Percakapan kami terus berlanjut dengan saling bertukar kabar. Nampaknya Prita sekarang berada di Jakarta, tetapi jadwalnya cukup padat karena ia ingin meluangkan waktu bersama keluarganya. Prita juga menerima tawaran kerja di luar negeri. Ia mengatakan bahwa jika ada kesempatan, ia ingin bertemu denganku, dan aku setuju.
“Jadi… Gimana? Kamu masih suka main dengan cowok?” tanya Prita, karena ia tahu tentang setiap lelaki yang terlibat dalam hidupku. Namun, ia menyadari bahwa aku tidak pernah menceritakan tentang lelaki di universitas. Ia tahu betul bahwa aku cenderung menghindari hal itu karena risikonya cukup besar, tetapi aku akhirnya kalah oleh godaan Luthfi.
“Uhm… Cuma satu. Sekitar dua minggu yang lalu…” jawabku. Prita terkejut dan tertawa nakal. “Nakalnya kamu…” “Ah, kamu itu lebih liar di sana. Semua kamu coba, yang putih dan yang hitam,” balasku, membuat tawanya semakin keras.
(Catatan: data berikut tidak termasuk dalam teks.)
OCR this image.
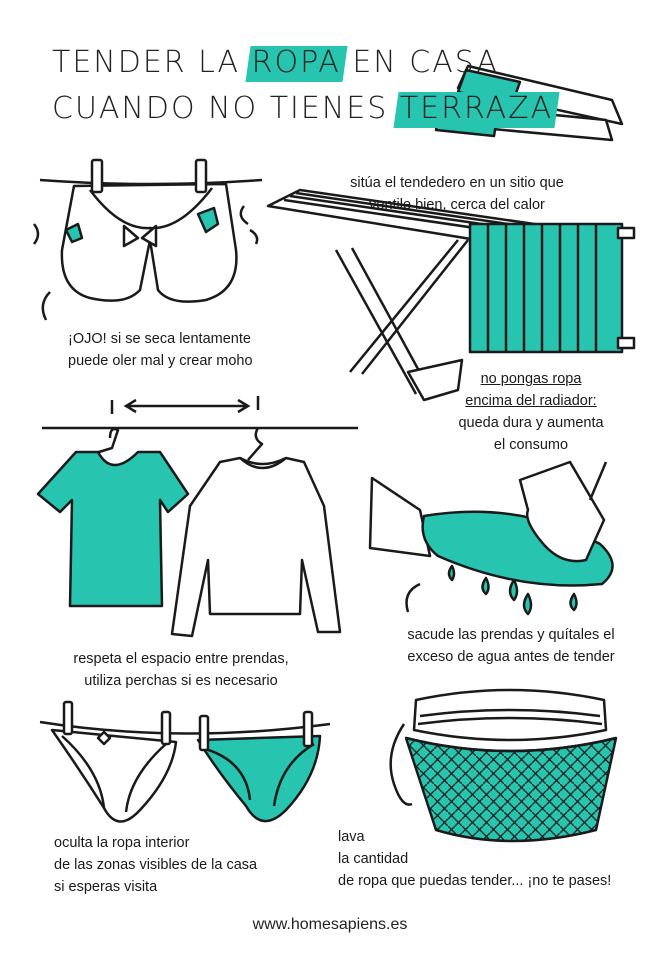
TENDER LA ROPA EN CASA
CUANDO NO TIENES TERRAZA
¡OJO! si se seca lentamente
puede oler mal y crear moho
sitúa el tendedero en un sitio que
ventile bien, cerca del calor
no pongas ropa
encima del radiador:
queda dura y aumenta
el consumo
respeta el espacio entre prendas,
utiliza perchas si es necesario
sacude las prendas y quítales el
exceso de agua antes de tender
oculta la ropa interior
de las zonas visibles de la casa
si esperas visita
lava
la cantidad
de ropa que puedas tender... ¡no te pases!
www.homesapiens.es
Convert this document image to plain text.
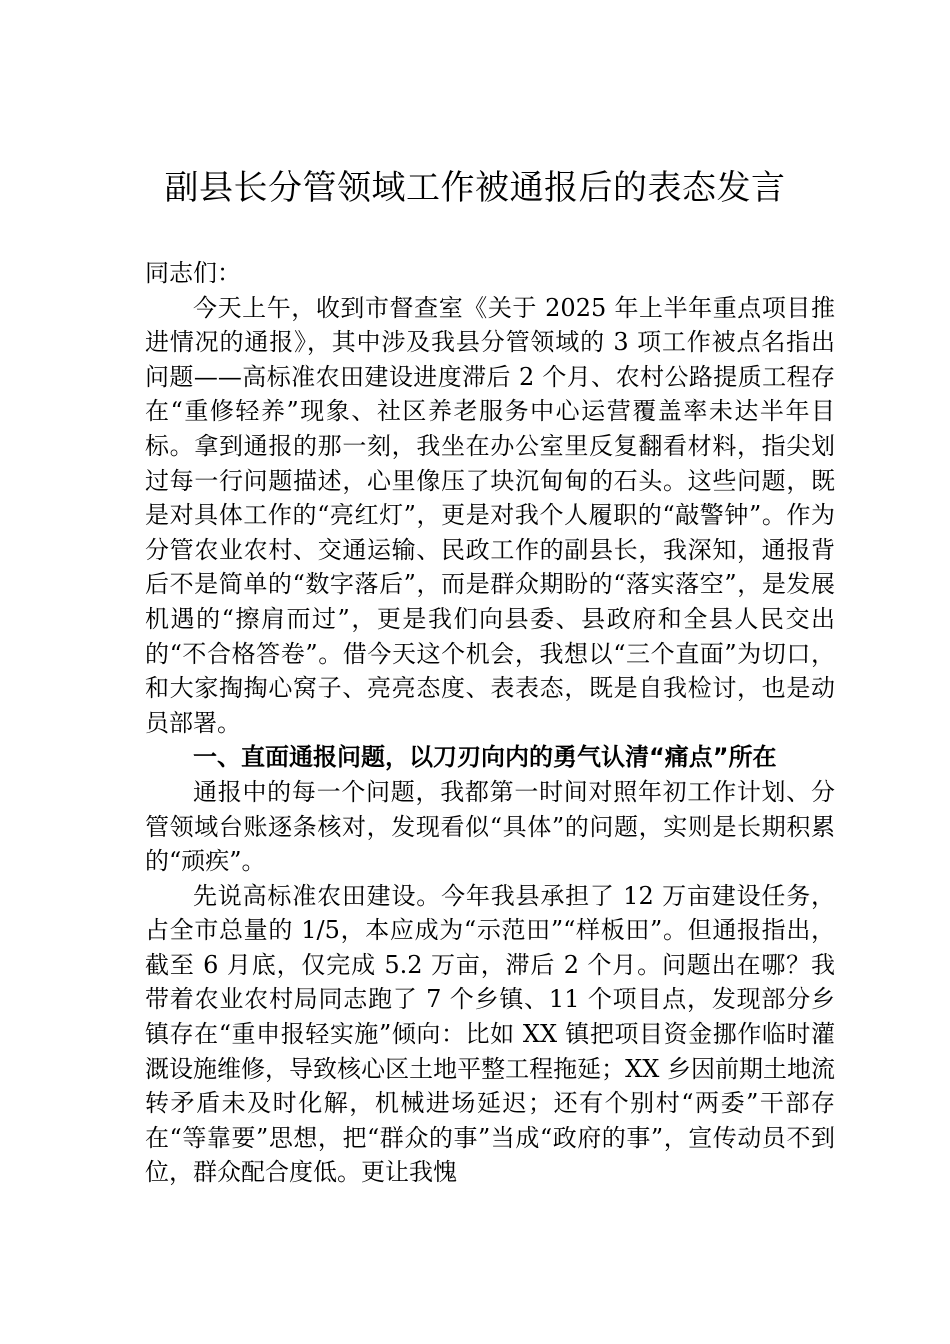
副县长分管领域工作被通报后的表态发言

同志们：

今天上午，收到市督查室《关于 2025 年上半年重点项目推进情况的通报》，其中涉及我县分管领域的 3 项工作被点名指出问题——高标准农田建设进度滞后 2 个月、农村公路提质工程存在“重修轻养”现象、社区养老服务中心运营覆盖率未达半年目标。拿到通报的那一刻，我坐在办公室里反复翻看材料，指尖划过每一行问题描述，心里像压了块沉甸甸的石头。这些问题，既是对具体工作的“亮红灯”，更是对我个人履职的“敲警钟”。作为分管农业农村、交通运输、民政工作的副县长，我深知，通报背后不是简单的“数字落后”，而是群众期盼的“落实落空”，是发展机遇的“擦肩而过”，更是我们向县委、县政府和全县人民交出的“不合格答卷”。借今天这个机会，我想以“三个直面”为切口，和大家掏掏心窝子、亮亮态度、表表态，既是自我检讨，也是动员部署。

一、直面通报问题，以刀刃向内的勇气认清“痛点”所在

通报中的每一个问题，我都第一时间对照年初工作计划、分管领域台账逐条核对，发现看似“具体”的问题，实则是长期积累的“顽疾”。

先说高标准农田建设。今年我县承担了 12 万亩建设任务，占全市总量的 1/5，本应成为“示范田”“样板田”。但通报指出，截至 6 月底，仅完成 5.2 万亩，滞后 2 个月。问题出在哪？我带着农业农村局同志跑了 7 个乡镇、11 个项目点，发现部分乡镇存在“重申报轻实施”倾向：比如 XX 镇把项目资金挪作临时灌溉设施维修，导致核心区土地平整工程拖延；XX 乡因前期土地流转矛盾未及时化解，机械进场延迟；还有个别村“两委”干部存在“等靠要”思想，把“群众的事”当成“政府的事”，宣传动员不到位，群众配合度低。更让我愧
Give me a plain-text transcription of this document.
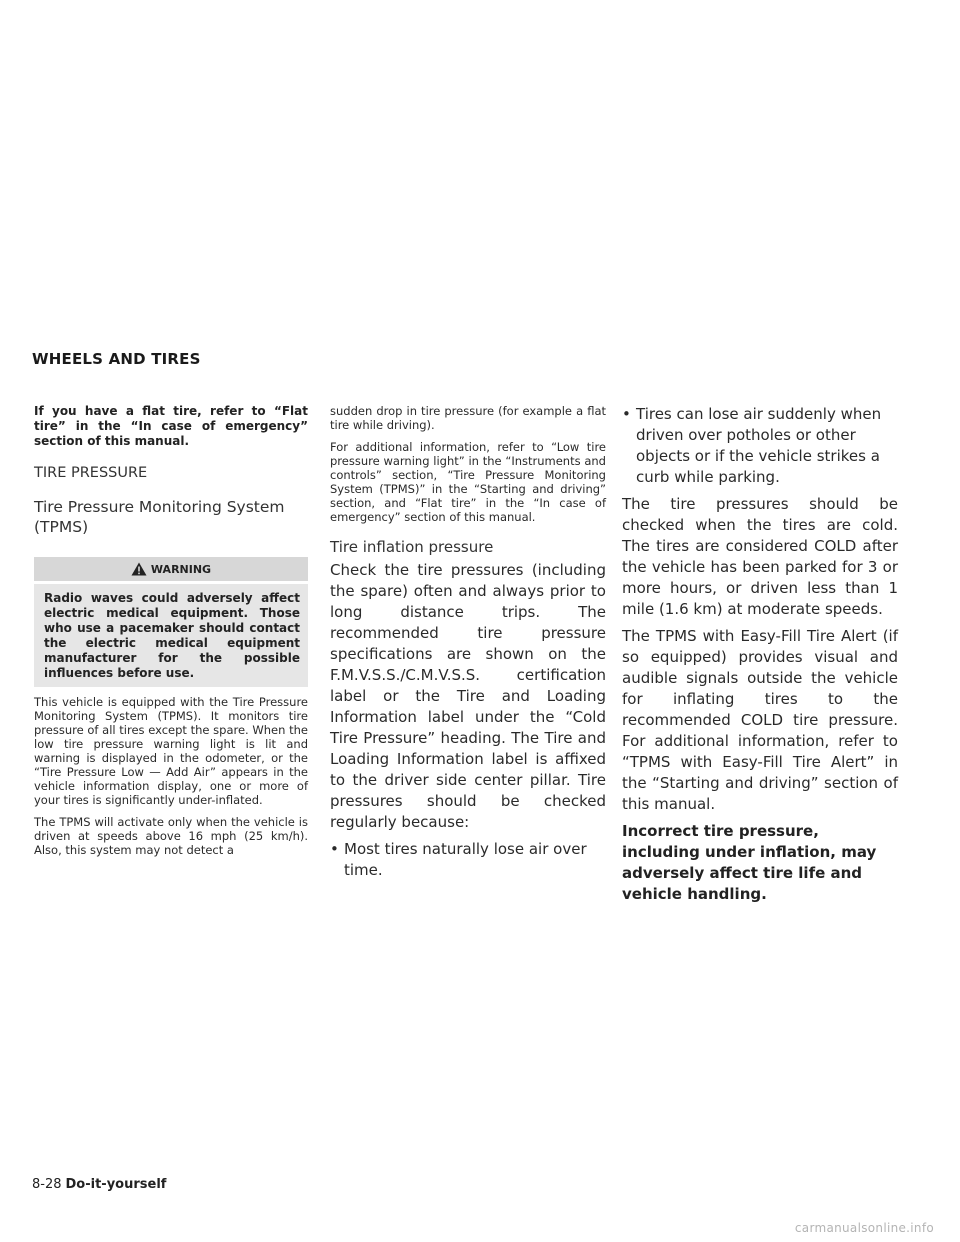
WHEELS AND TIRES

If you have a flat tire, refer to “Flat tire” in the “In case of emergency” section of this manual.

TIRE PRESSURE
Tire Pressure Monitoring System (TPMS)
WARNING
Radio waves could adversely affect electric medical equipment. Those who use a pacemaker should contact the electric medical equipment manufacturer for the possible influences before use.

This vehicle is equipped with the Tire Pressure Monitoring System (TPMS). It monitors tire pressure of all tires except the spare. When the low tire pressure warning light is lit and warning is displayed in the odometer, or the “Tire Pressure Low — Add Air” appears in the vehicle information display, one or more of your tires is significantly under-inflated.

The TPMS will activate only when the vehicle is driven at speeds above 16 mph (25 km/h). Also, this system may not detect a

sudden drop in tire pressure (for example a flat tire while driving).

For additional information, refer to “Low tire pressure warning light” in the “Instruments and controls” section, “Tire Pressure Monitoring System (TPMS)” in the “Starting and driving” section, and “Flat tire” in the “In case of emergency” section of this manual.

Tire inflation pressure

Check the tire pressures (including the spare) often and always prior to long distance trips. The recommended tire pressure specifications are shown on the F.M.V.S.S./C.M.V.S.S. certification label or the Tire and Loading Information label under the “Cold Tire Pressure” heading. The Tire and Loading Information label is affixed to the driver side center pillar. Tire pressures should be checked regularly because:

• Most tires naturally lose air over time.
• Tires can lose air suddenly when driven over potholes or other objects or if the vehicle strikes a curb while parking.

The tire pressures should be checked when the tires are cold. The tires are considered COLD after the vehicle has been parked for 3 or more hours, or driven less than 1 mile (1.6 km) at moderate speeds.

The TPMS with Easy-Fill Tire Alert (if so equipped) provides visual and audible signals outside the vehicle for inflating tires to the recommended COLD tire pressure. For additional information, refer to “TPMS with Easy-Fill Tire Alert” in the “Starting and driving” section of this manual.

Incorrect tire pressure, including under inflation, may adversely affect tire life and vehicle handling.

8-28 Do-it-yourself
carmanualsonline.info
“Hehehe. Jangan iri… Eh, bagaimana dengan cewek?” tanyanya. Aku terdiam sejenak. “Tidak ada lagi…” jawabku. Aku bisa mendengar senyumannya.
“Well, jika kita sempat bertemu…” balasku sambil tersenyum nakal.
Kami terus tertawa dan berbicara tentang berbagai topik. Tanpa kami sadari, sudah satu jam kami mengobrol.
“Hey Alisha. Aku harus pergi… Tapi aku janji akan telepon lagi nanti, ya?” Aku mengangguk.
“Yeah, sure. Bye! Take care!” Prita membalas dengan hal yang sama sebelum memutuskan panggilan.
Aku tersenyum dan hampir meletakkan ponsel, tiba-tiba sebuah pesan WhatsApp masuk dari Prita. Mataku terbuka lebar saat melihat foto bugilnya.
“Untuk kamu. <3” Captionnya.
Aku menggigit bibir bawahku sambil melirik jam. Yuna seharusnya pulang dalam setengah jam lagi. Dengan cepat, aku menutup tirai dan mengunci pintu, sebelum mulai melepas pakaianku satu per satu, berniat membalas “hadiah” dari Prita.